One of the most popular articles on our blog is an article dispelling common myths around SSL certificates. Let’s Encrypt gained a lot of attention after the article was written. Let’s Encrypt is a radically new way of getting an SSL certificate that is primarily popular because it’s free. The motivation is supposedly that, in 2015, there is really no reason not to use HTTPS. The overhead was considerable in the 90s but today, in most circumstances there is no perceivable difference. With recent revelations about ISP and government spying, other concerns about privacy and a spate of large hacks, there is a potentially lot to be gained. Google is also prioritising websites using HTTPS in its rankings and, more recently, in Chrome.
The cost to issue SSL certificates is generally very low so it is possible to offer them for nothing and rely on advertising or sponsorship. Let’s Encrypt is sponsored by several recognised names including Mozilla, Cisco and Facebook. It has also recently left beta, meaning that they believe that it’s stable enough for normal use, which has also been our experience.
Let’s Encrypt vs. the competition
Most SSL issuers have a set way of issuing certificates. For certificates other than EV (extended validation, “green bar”), you receive an email at a recognised email address on the domain that you want to secure. This proves that you control the domain and allows them to fulfil their obligations. Comodo has also added some other options such as creating a DNS record or uploading a file to your webspace. In all cases, when you’ve done this, you get the certificate, for at least one year.

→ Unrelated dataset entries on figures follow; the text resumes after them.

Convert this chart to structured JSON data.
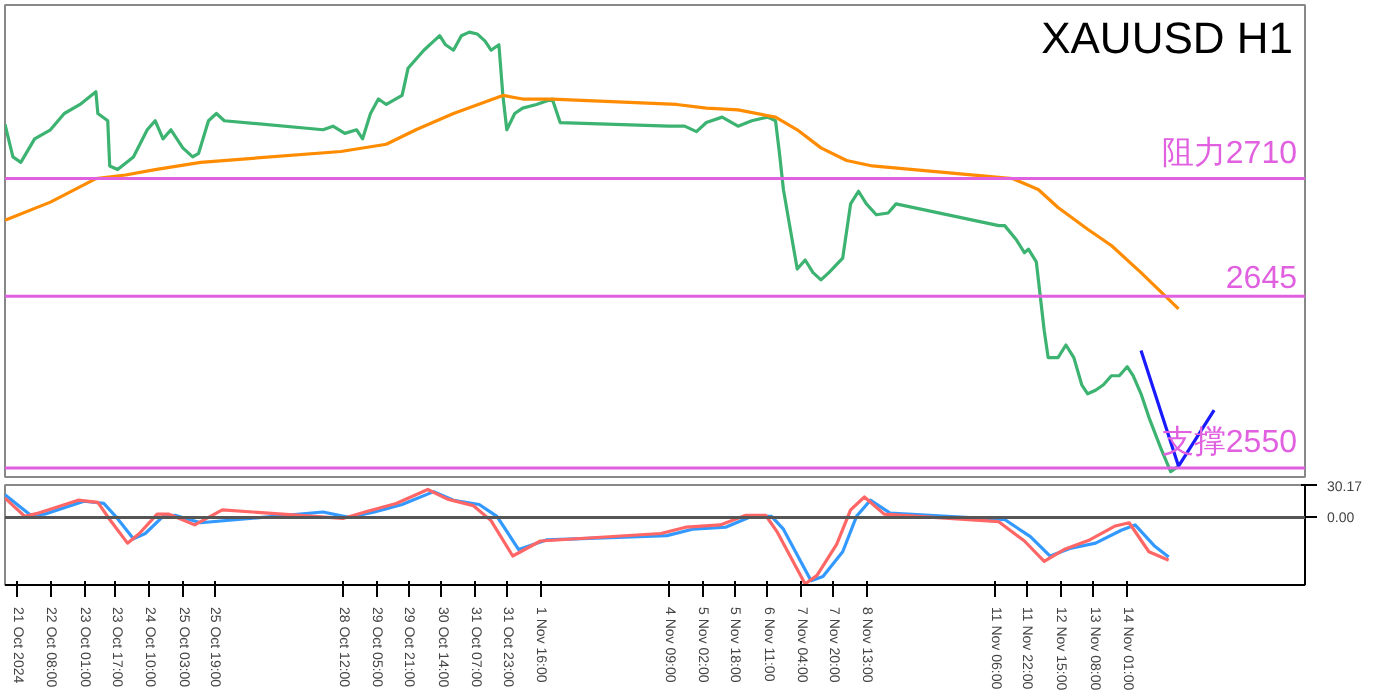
{
  "chart_data": [
    {
      "type": "line",
      "title": "XAUUSD H1",
      "xlim": [
        "2024-10-21T09:00",
        "2024-11-17T19:00"
      ],
      "ylim": [
        2545,
        2806
      ],
      "tick_labels": false,
      "series": [
        {
          "color": "#3cb371",
          "x": [
            "2024-10-21T09:00",
            "2024-10-21T13:00",
            "2024-10-21T17:00",
            "2024-10-22T00:00",
            "2024-10-22T08:00",
            "2024-10-22T15:00",
            "2024-10-22T23:00",
            "2024-10-23T07:00",
            "2024-10-23T08:00",
            "2024-10-23T13:00",
            "2024-10-23T14:00",
            "2024-10-23T18:00",
            "2024-10-24T02:00",
            "2024-10-24T09:00",
            "2024-10-24T13:00",
            "2024-10-24T17:00",
            "2024-10-24T21:00",
            "2024-10-25T03:00",
            "2024-10-25T08:00",
            "2024-10-25T11:00",
            "2024-10-25T16:00",
            "2024-10-25T20:00",
            "2024-10-26T00:00",
            "2024-10-28T02:00",
            "2024-10-28T07:00",
            "2024-10-28T13:00",
            "2024-10-28T19:00",
            "2024-10-28T22:00",
            "2024-10-29T02:00",
            "2024-10-29T06:00",
            "2024-10-29T10:00",
            "2024-10-29T18:00",
            "2024-10-29T21:00",
            "2024-10-30T01:00",
            "2024-10-30T05:00",
            "2024-10-30T10:00",
            "2024-10-30T13:00",
            "2024-10-30T16:00",
            "2024-10-30T20:00",
            "2024-10-31T00:00",
            "2024-10-31T04:00",
            "2024-10-31T08:00",
            "2024-10-31T12:00",
            "2024-10-31T15:00",
            "2024-10-31T19:00",
            "2024-10-31T21:00",
            "2024-10-31T23:00",
            "2024-11-01T03:00",
            "2024-11-01T07:00",
            "2024-11-01T14:00",
            "2024-11-01T22:00",
            "2024-11-02T02:00",
            "2024-11-04T09:00",
            "2024-11-04T17:00",
            "2024-11-04T23:00",
            "2024-11-05T04:00",
            "2024-11-05T12:00",
            "2024-11-05T20:00",
            "2024-11-06T03:00",
            "2024-11-06T11:00",
            "2024-11-06T15:00",
            "2024-11-06T17:00",
            "2024-11-06T19:00",
            "2024-11-06T22:00",
            "2024-11-07T02:00",
            "2024-11-07T06:00",
            "2024-11-07T10:00",
            "2024-11-07T14:00",
            "2024-11-07T18:00",
            "2024-11-08T01:00",
            "2024-11-08T05:00",
            "2024-11-08T09:00",
            "2024-11-08T13:00",
            "2024-11-08T18:00",
            "2024-11-09T00:00",
            "2024-11-09T04:00",
            "2024-11-11T08:00",
            "2024-11-11T11:00",
            "2024-11-11T17:00",
            "2024-11-11T21:00",
            "2024-11-11T23:00",
            "2024-11-12T03:00",
            "2024-11-12T07:00",
            "2024-11-12T09:00",
            "2024-11-12T14:00",
            "2024-11-12T18:00",
            "2024-11-12T22:00",
            "2024-11-13T02:00",
            "2024-11-13T05:00",
            "2024-11-13T09:00",
            "2024-11-13T13:00",
            "2024-11-13T17:00",
            "2024-11-13T21:00",
            "2024-11-14T01:00",
            "2024-11-14T04:00",
            "2024-11-14T08:00",
            "2024-11-14T12:00",
            "2024-11-14T18:00",
            "2024-11-14T23:00",
            "2024-11-15T03:00"
          ],
          "values": [
            2740,
            2722,
            2719,
            2732,
            2737,
            2746,
            2751,
            2758,
            2746,
            2742,
            2717,
            2715,
            2722,
            2737,
            2742,
            2732,
            2737,
            2727,
            2722,
            2724,
            2742,
            2746,
            2742,
            2737,
            2739,
            2735,
            2737,
            2732,
            2746,
            2754,
            2751,
            2756,
            2771,
            2776,
            2781,
            2786,
            2789,
            2784,
            2781,
            2789,
            2791,
            2790,
            2786,
            2781,
            2784,
            2756,
            2737,
            2746,
            2749,
            2751,
            2754,
            2741,
            2739,
            2739,
            2736,
            2741,
            2744,
            2739,
            2742,
            2744,
            2742,
            2724,
            2704,
            2685,
            2660,
            2665,
            2658,
            2654,
            2658,
            2666,
            2696,
            2703,
            2696,
            2690,
            2691,
            2696,
            2684,
            2684,
            2676,
            2669,
            2671,
            2664,
            2626,
            2611,
            2611,
            2618,
            2611,
            2596,
            2591,
            2593,
            2596,
            2601,
            2601,
            2606,
            2601,
            2591,
            2578,
            2561,
            2548,
            2551
          ]
        },
        {
          "color": "#ff8c00",
          "x": [
            "2024-10-21T09:00",
            "2024-10-22T08:00",
            "2024-10-23T07:00",
            "2024-10-23T22:00",
            "2024-10-24T13:00",
            "2024-10-25T12:00",
            "2024-10-28T11:00",
            "2024-10-29T10:00",
            "2024-10-30T01:00",
            "2024-10-30T20:00",
            "2024-10-31T21:00",
            "2024-11-01T07:00",
            "2024-11-01T22:00",
            "2024-11-04T13:00",
            "2024-11-05T04:00",
            "2024-11-05T20:00",
            "2024-11-06T15:00",
            "2024-11-07T02:00",
            "2024-11-07T14:00",
            "2024-11-08T03:00",
            "2024-11-08T16:00",
            "2024-11-11T15:00",
            "2024-11-12T04:00",
            "2024-11-12T14:00",
            "2024-11-13T05:00",
            "2024-11-13T17:00",
            "2024-11-14T08:00",
            "2024-11-15T03:00"
          ],
          "values": [
            2687,
            2697,
            2710,
            2712,
            2715,
            2719,
            2725,
            2729,
            2737,
            2746,
            2756,
            2754,
            2754,
            2751,
            2749,
            2748,
            2744,
            2737,
            2727,
            2720,
            2717,
            2710,
            2704,
            2694,
            2682,
            2673,
            2658,
            2638
          ]
        },
        {
          "color": "#1a1aff",
          "x": [
            "2024-11-14T08:00",
            "2024-11-15T03:00",
            "2024-11-15T21:00"
          ],
          "values": [
            2615,
            2551,
            2582
          ]
        }
      ],
      "ref_lines": [
        {
          "axis": "y",
          "value": 2710,
          "label": "阻力2710",
          "color": "#e060e0"
        },
        {
          "axis": "y",
          "value": 2645,
          "label": "2645",
          "color": "#e060e0"
        },
        {
          "axis": "y",
          "value": 2550,
          "label": "支撑2550",
          "color": "#e060e0"
        }
      ]
    },
    {
      "type": "line",
      "xlim": [
        "2024-10-21T09:00",
        "2024-11-17T19:00"
      ],
      "ylim": [
        -63,
        30.17
      ],
      "yticks": [
        {
          "value": 30.17,
          "label": "30.17"
        },
        {
          "value": 0,
          "label": "0.00"
        }
      ],
      "xticks": [
        {
          "value": "2024-10-21T15:00",
          "label": "21 Oct 2024"
        },
        {
          "value": "2024-10-22T08:00",
          "label": "22 Oct 08:00"
        },
        {
          "value": "2024-10-23T01:00",
          "label": "23 Oct 01:00"
        },
        {
          "value": "2024-10-23T17:00",
          "label": "23 Oct 17:00"
        },
        {
          "value": "2024-10-24T10:00",
          "label": "24 Oct 10:00"
        },
        {
          "value": "2024-10-25T03:00",
          "label": "25 Oct 03:00"
        },
        {
          "value": "2024-10-25T19:00",
          "label": "25 Oct 19:00"
        },
        {
          "value": "2024-10-28T12:00",
          "label": "28 Oct 12:00"
        },
        {
          "value": "2024-10-29T05:00",
          "label": "29 Oct 05:00"
        },
        {
          "value": "2024-10-29T21:00",
          "label": "29 Oct 21:00"
        },
        {
          "value": "2024-10-30T14:00",
          "label": "30 Oct 14:00"
        },
        {
          "value": "2024-10-31T07:00",
          "label": "31 Oct 07:00"
        },
        {
          "value": "2024-10-31T23:00",
          "label": "31 Oct 23:00"
        },
        {
          "value": "2024-11-01T16:00",
          "label": "1 Nov 16:00"
        },
        {
          "value": "2024-11-04T09:00",
          "label": "4 Nov 09:00"
        },
        {
          "value": "2024-11-05T02:00",
          "label": "5 Nov 02:00"
        },
        {
          "value": "2024-11-05T18:00",
          "label": "5 Nov 18:00"
        },
        {
          "value": "2024-11-06T11:00",
          "label": "6 Nov 11:00"
        },
        {
          "value": "2024-11-07T04:00",
          "label": "7 Nov 04:00"
        },
        {
          "value": "2024-11-07T20:00",
          "label": "7 Nov 20:00"
        },
        {
          "value": "2024-11-08T13:00",
          "label": "8 Nov 13:00"
        },
        {
          "value": "2024-11-11T06:00",
          "label": "11 Nov 06:00"
        },
        {
          "value": "2024-11-11T22:00",
          "label": "11 Nov 22:00"
        },
        {
          "value": "2024-11-12T15:00",
          "label": "12 Nov 15:00"
        },
        {
          "value": "2024-11-13T08:00",
          "label": "13 Nov 08:00"
        },
        {
          "value": "2024-11-14T01:00",
          "label": "14 Nov 01:00"
        }
      ],
      "series": [
        {
          "color": "#3399ff",
          "x": [
            "2024-10-21T09:00",
            "2024-10-21T22:00",
            "2024-10-22T05:00",
            "2024-10-23T01:00",
            "2024-10-23T11:00",
            "2024-10-23T17:00",
            "2024-10-24T02:00",
            "2024-10-24T08:00",
            "2024-10-24T17:00",
            "2024-10-24T23:00",
            "2024-10-25T12:00",
            "2024-10-28T02:00",
            "2024-10-28T15:00",
            "2024-10-29T04:00",
            "2024-10-29T18:00",
            "2024-10-30T10:00",
            "2024-10-30T20:00",
            "2024-10-31T09:00",
            "2024-10-31T18:00",
            "2024-11-01T05:00",
            "2024-11-01T19:00",
            "2024-11-04T08:00",
            "2024-11-04T21:00",
            "2024-11-05T14:00",
            "2024-11-06T03:00",
            "2024-11-06T13:00",
            "2024-11-06T19:00",
            "2024-11-07T09:00",
            "2024-11-07T15:00",
            "2024-11-08T01:00",
            "2024-11-08T08:00",
            "2024-11-08T15:00",
            "2024-11-09T01:00",
            "2024-11-11T11:00",
            "2024-11-12T00:00",
            "2024-11-12T10:00",
            "2024-11-12T20:00",
            "2024-11-13T09:00",
            "2024-11-13T22:00",
            "2024-11-14T05:00",
            "2024-11-14T15:00",
            "2024-11-14T22:00"
          ],
          "values": [
            21,
            2,
            3,
            15,
            13,
            1,
            -20,
            -15,
            1,
            2,
            -5,
            5,
            0,
            5,
            12,
            24,
            16,
            12,
            1,
            -30,
            -21,
            -17,
            -11,
            -9,
            1,
            1,
            -11,
            -59,
            -55,
            -32,
            1,
            16,
            4,
            -2,
            -18,
            -36,
            -29,
            -24,
            -12,
            -7,
            -27,
            -37
          ]
        },
        {
          "color": "#ff6666",
          "x": [
            "2024-10-21T09:00",
            "2024-10-21T19:00",
            "2024-10-22T02:00",
            "2024-10-22T22:00",
            "2024-10-23T08:00",
            "2024-10-23T14:00",
            "2024-10-23T23:00",
            "2024-10-24T05:00",
            "2024-10-24T14:00",
            "2024-10-24T20:00",
            "2024-10-25T09:00",
            "2024-10-25T23:00",
            "2024-10-28T12:00",
            "2024-10-29T01:00",
            "2024-10-29T15:00",
            "2024-10-30T07:00",
            "2024-10-30T17:00",
            "2024-10-31T06:00",
            "2024-10-31T15:00",
            "2024-11-01T02:00",
            "2024-11-01T16:00",
            "2024-11-04T05:00",
            "2024-11-04T18:00",
            "2024-11-05T11:00",
            "2024-11-06T00:00",
            "2024-11-06T10:00",
            "2024-11-06T16:00",
            "2024-11-07T06:00",
            "2024-11-07T12:00",
            "2024-11-07T22:00",
            "2024-11-08T05:00",
            "2024-11-08T12:00",
            "2024-11-08T22:00",
            "2024-11-11T08:00",
            "2024-11-11T21:00",
            "2024-11-12T07:00",
            "2024-11-12T17:00",
            "2024-11-13T06:00",
            "2024-11-13T19:00",
            "2024-11-14T02:00",
            "2024-11-14T12:00",
            "2024-11-14T22:00"
          ],
          "values": [
            18,
            1,
            4,
            16,
            14,
            -2,
            -24,
            -15,
            3,
            3,
            -7,
            7,
            -1,
            6,
            13,
            26,
            17,
            11,
            -3,
            -36,
            -22,
            -15,
            -9,
            -7,
            2,
            2,
            -14,
            -62,
            -54,
            -25,
            7,
            19,
            3,
            -4,
            -22,
            -41,
            -30,
            -21,
            -8,
            -5,
            -32,
            -40
          ]
        }
      ],
      "ref_lines": [
        {
          "axis": "y",
          "value": 0,
          "color": "#555555"
        }
      ]
    }
  ]
}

The certificates aren’t usually recalled except under extreme circumstances (e.g. if you bought from a reseller who didn’t pay their bill) although they can, hypothetically, be recalled in most cases using OCSP, a modern standard, also aggressively supported by Google, that allows the issuer to revoke it in a way that is obvious to most users.
To use Let’s Encrypt, you or your hosting company or server administrator must install some software on the server that automates the Comodo-style HTML file upload process. Every so often, it speaks to Let’s Encrypt to get a new HTML file and places it in your web root. Let’s Encrypt sees it and issues a new certificate that is good for another (in our experience) 90 days. The impressive feat here is that once the software is installed, it’s all automatic. The down side is that the software must be installed and maintained, although it is fairly easy.

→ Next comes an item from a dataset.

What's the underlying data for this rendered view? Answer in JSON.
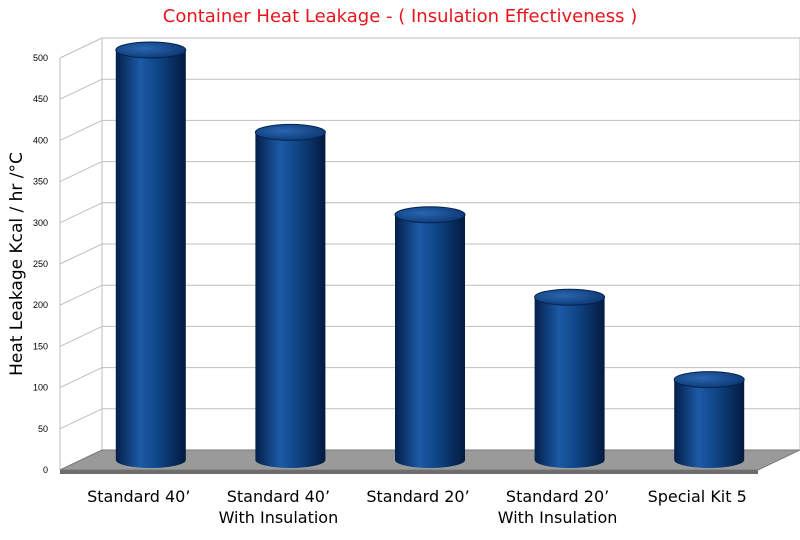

Thos who use cPanel can easily install a plugin (that works well in our experience) to easily add and remove certificates to/from websites without dealing with an issuer or reseller. A web hosting provider with hundreds of accounts can save their users a lot of expense and time with this plugin.
Why you might not use Let’s Encrypt
There are relatively few reasons why one should not use it. The security is the same, it costs nothing and the issuance process is usually easier. If your hosting company doesn’t allow you to install the software or doesn’t support it themselves, for now, you’ll have to buy certificates the old way. Equally, if you have a lot of subdomains to secure or want a “green bar”, you might still opt for a wildcard or EV certificate since Let’s Encrypt don’t issue them. I’ve yet to see any impartial numbers on how EV certificates and site seals impact sales – I would guess the impact is very minimal in percentage terms. However, for a busy e-commerce website, it is probably worth the £30-100 to buy an EV certificate even if the percentage effect on conversions is very small.
Overall, the author is glad that the days of expensive SSL certificates are coming to a close. It was an industry that we could do without and Let’s Encrypt have had a substantial impact on way SSL certificates will be issued from now on.